AK Partili adaylar çaresiz mi?

Abdülkâdir Adar'ın "Rakiplerimiz bilgisiz ve çaresiz" sözüne katılmıyorum.

26 Şubat 2019 08:43
A
a
Sütiş Eskişehir
2019 – 2024 döneminde belediye başkanlarının Eskişehir’i bir kez daha yöneteceğini ileri süren CHP İl Başkanı Abdülkâdir Adar, "Rakip olan partilerin adaylarının cesaretsizliği, bilgisizliği buna eklenince bizim işimiz biraz daha kolaylaşıyor" demiş ve sözü Alpu yoluyla, Kuzey – Güney Çevre yoluna getirmiş.
Öncelikle Alpu yolu ve çevre yolları konusunda Sayın Adar'a hak verdiğimi belirtmek istiyorum. Ne Alpu yolunun ne de Kuzey – Güney Çevre Yolunun yerel yönetimlerle bir ilgisi var. AK Partililer kusura bakmasınlar ancak tamamen hükumetin sorumluluğunda olan bu icraatlar gerçekleşmediği için, muhalefet de açıyor ağzını, yumuyor gözünü. Ancak Abdülkâdir Adar'ın "Rakiplerimiz bilgisiz ve çaresiz" sözüne katılmıyorum.
Sayın Volkan Doğan'ı da Hasan Tuç'u da Burhan Sakallı'yı da yakından tanıyorum. Son derece bilgili insanlar olduklarının altını çizmek isterim. Ancak ellerinde olmayan sıkıntılarla boğuşmak zorunda oldukları kesin. İYİ Parti Genel Başkanı Meral Akşener, Türkiye'de az sayıda kalan 'tarafsız' televizyon kanallarından biri olan FOX TV'de hükumet ve İmralı'da keyif süren bebek katilinin arasında yeniden görüşmelere başlandığını ileri sürdü. Umarım Sayın Akşener yanılıyordur. Çünkü biz bu filmi daha önce seyretmiştik. Freddy'nin Kabusları gibi bir filmdi bu. Filmin sonunda iyi adam güzel kızı koluna takıp gitmiyordu. Hendek Siyaseti ile bitiyordu bu korku filmi... Ancak bu iddia doğruysa, konu hakkında en son suçlanacak kişilerden biri de Sayın Burhan Sakallı'dır.
Yine 'Dostum Esad'ın 'Katil Esed'e dönüşmesinden dolayı Sayın Hasan Tuç'tan hesap soramayız. Ekonominin bulunduğu durumla ilgili Sayın Volkan Doğan'ın en küçük bir kabahati bile yoktur. Ancak her üç 'Bilgili ve tecrübeli' adayın bu sorunlarla da uğraşması gerekiyor. Daha önceki seçimlerde AK Parti Eskişehir'de büyük başarılar elde edememişti. Ancak kaybettiği seçimlerde bile ciddi bir oy farkı yoktu. Bu seçimlerde de büyük oy farkları olacağını zannetmiyorum. Fakat AK Partililer eğer seçimleri kaybederlerse bunun faturası adaylara kesilemez. AK Partililer eğer seçim kaybederlerse "Bilgisiz ve çaresiz" adayları yüzünden olmaz. Bu tamamıyla Türkiye'nin içinde bulunduğu durum yüzünden olur.

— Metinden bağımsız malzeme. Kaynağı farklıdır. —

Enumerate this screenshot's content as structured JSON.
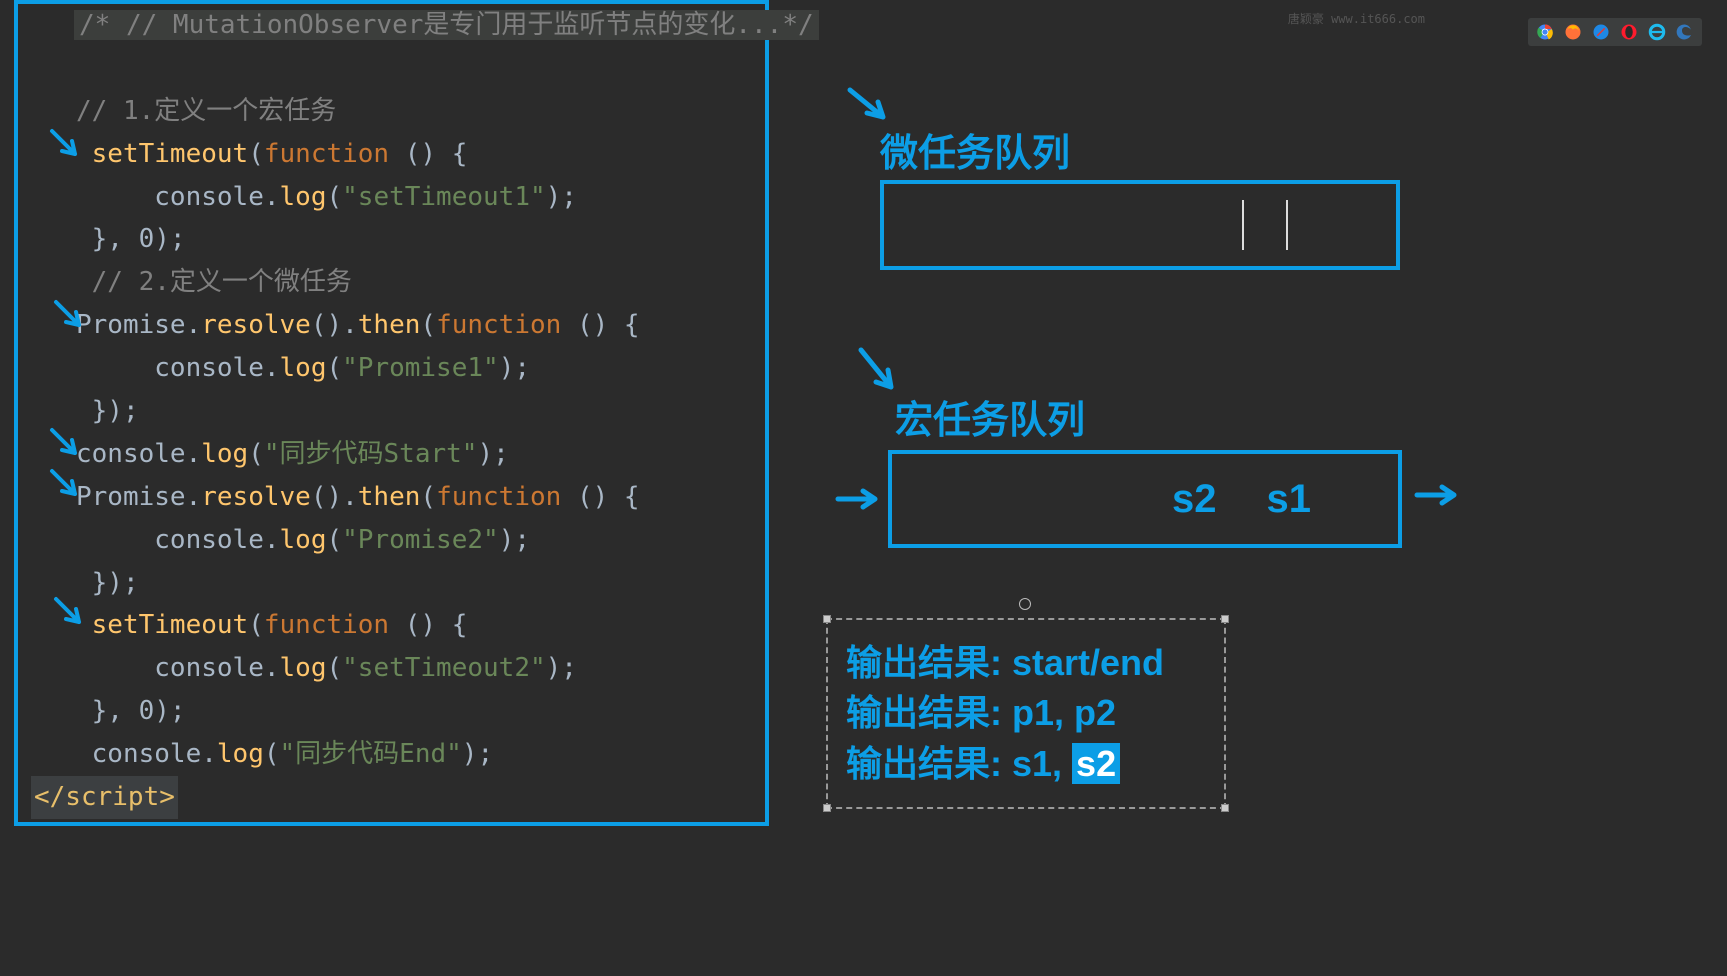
{
  "watermark": "唐颖豪 www.it666.com",
  "code": {
    "comment_top": "/* // MutationObserver是专门用于监听节点的变化...*/",
    "c1": "// 1.定义一个宏任务",
    "set_timeout": "setTimeout",
    "function_kw": "function",
    "console": "console",
    "log": "log",
    "str_st1": "\"setTimeout1\"",
    "delay0_a": "0",
    "c2": "// 2.定义一个微任务",
    "promise": "Promise",
    "resolve": "resolve",
    "then": "then",
    "str_p1": "\"Promise1\"",
    "str_start": "\"同步代码Start\"",
    "str_p2": "\"Promise2\"",
    "str_st2": "\"setTimeout2\"",
    "delay0_b": "0",
    "str_end": "\"同步代码End\"",
    "script_close": "</script>"
  },
  "micro_queue": {
    "label": "微任务队列",
    "items": []
  },
  "macro_queue": {
    "label": "宏任务队列",
    "items": [
      "s2",
      "s1"
    ]
  },
  "output": {
    "line1": "输出结果: start/end",
    "line2": "输出结果: p1, p2",
    "line3_prefix": "输出结果: s1, ",
    "line3_highlight": "s2"
  }
}
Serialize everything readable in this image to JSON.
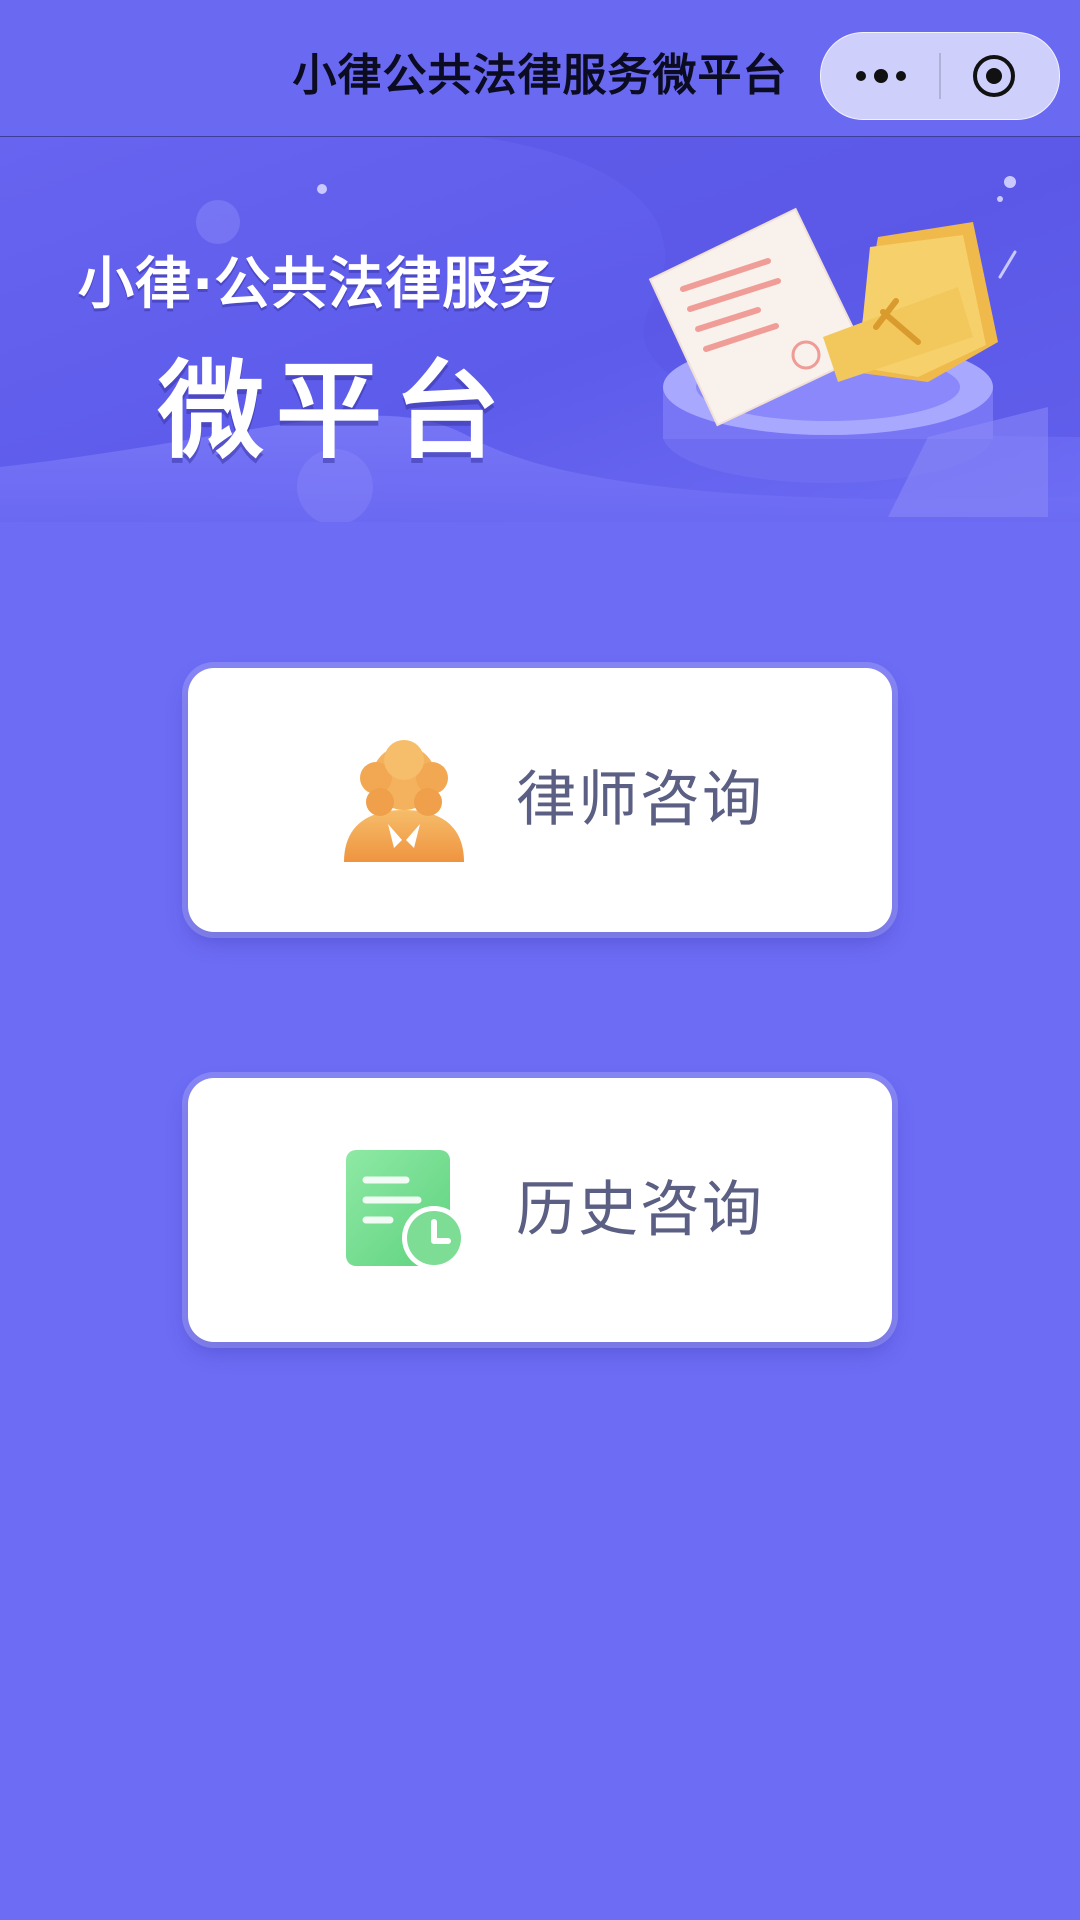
{
  "nav": {
    "title": "小律公共法律服务微平台"
  },
  "banner": {
    "line1": "小律·公共法律服务",
    "line2": "微平台"
  },
  "actions": [
    {
      "label": "律师咨询",
      "icon": "lawyer-icon"
    },
    {
      "label": "历史咨询",
      "icon": "history-document-icon"
    }
  ],
  "colors": {
    "background": "#6d6cf5",
    "card": "#ffffff",
    "card_text": "#5b5f83",
    "lawyer_icon": "#f1a14b",
    "history_icon": "#6ad98a"
  }
}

Kesikbaş bulaşıkçı mı olacak?

En son İspanya Büyükelçiliği ile işbirliği yaptıklarını söyleyen ESO Başkanı Celalettin Kesikbaş, ihracatın önemine bir kere daha dikkat çekti. Romalı bir politikacı olan Kato, ne zaman parlementoda bir konuşma yapsa, "Kartaca yıkılmalıdır" der ve daha sonra hangi konuda konuşacaksa, o konuyu ele alırmış. Muhtemelen Sayın Kesikbaş bir lokantaya gittiğinde garsona önce "İhracat çok önemlidir" diyerek daha sonra cacık ve kuru fasulye siparişi veriyordur.
Kendisi ihracata o kadar önem veriyor çünkü. 2023 vizyon raporunda ihracat yapan veya yapmak isteyenlerin problemlerini de belirlediklerini açıklayan Kesikbaş, "Yurtdışında iş geliştirmek isteyen firmalarımızın en büyük problemi vize sıkıntısı olarak karşımıza çıkmakta. Bunu aşacak her türlü girişimimiz devam ediyor" ifadelerinde bulunmuş. Avrupa Birliği, bizim için çok önemli bir ihracat pazarı. Yaptığımız ithalatta da ihracatta da arslan payını AB ülkeleri oluşturuyor. Buna karşılık işadamlarımız AB ülkelerine giderken vize engeliyle karşılaşıyor.
Bir dönem Başbakanlık yapan 'Sıfır sorun' Ahmet Davutoğlu döneminde Türkiye'nin vize sorununun kalmayacağının müjdesi verilmişti. Ancak geçen süre zarfında hiçbir başarı sağlayamadık. Vize meselesi de unutuldu gitti. Tabii Avrupa ülkelerinin de terbiyesizliği olduğunu unutmayalım. Belki ücretli çalışanlara vize vermemeleri anlayışla karşılanabilir. Her ne kadar "Avrupa bizi kıskanıyor" olsa da, maalesef pek çok vatandaşımızın hayallerini 'Bir Avrupa ülkesine kapağı atmak' süslüyor. Ancak Sayın Celalettin Kesikbaş'ın da Avrupa'ya gidip, gözüne kestirdiği ilk lokantaya gidip, "Bulaşıkçı lazım mı ağbi?" demeyeceğini biliyoruz. Olsa olsa o lokantalar zincirini satın alır kendisi. İşin özeti işadamlarımıza vize engeli çıkartılmasının 'Terbiyesizlik' dışında mantıklı bir açıklamasını bulamıyorum. Umarım Sayın Kesikbaş ve arkadaşları muvaffak olur ve işadamlarımıza yönelik vize engelini aşarlar. Ben başarılı olacaklarına inanıyorum.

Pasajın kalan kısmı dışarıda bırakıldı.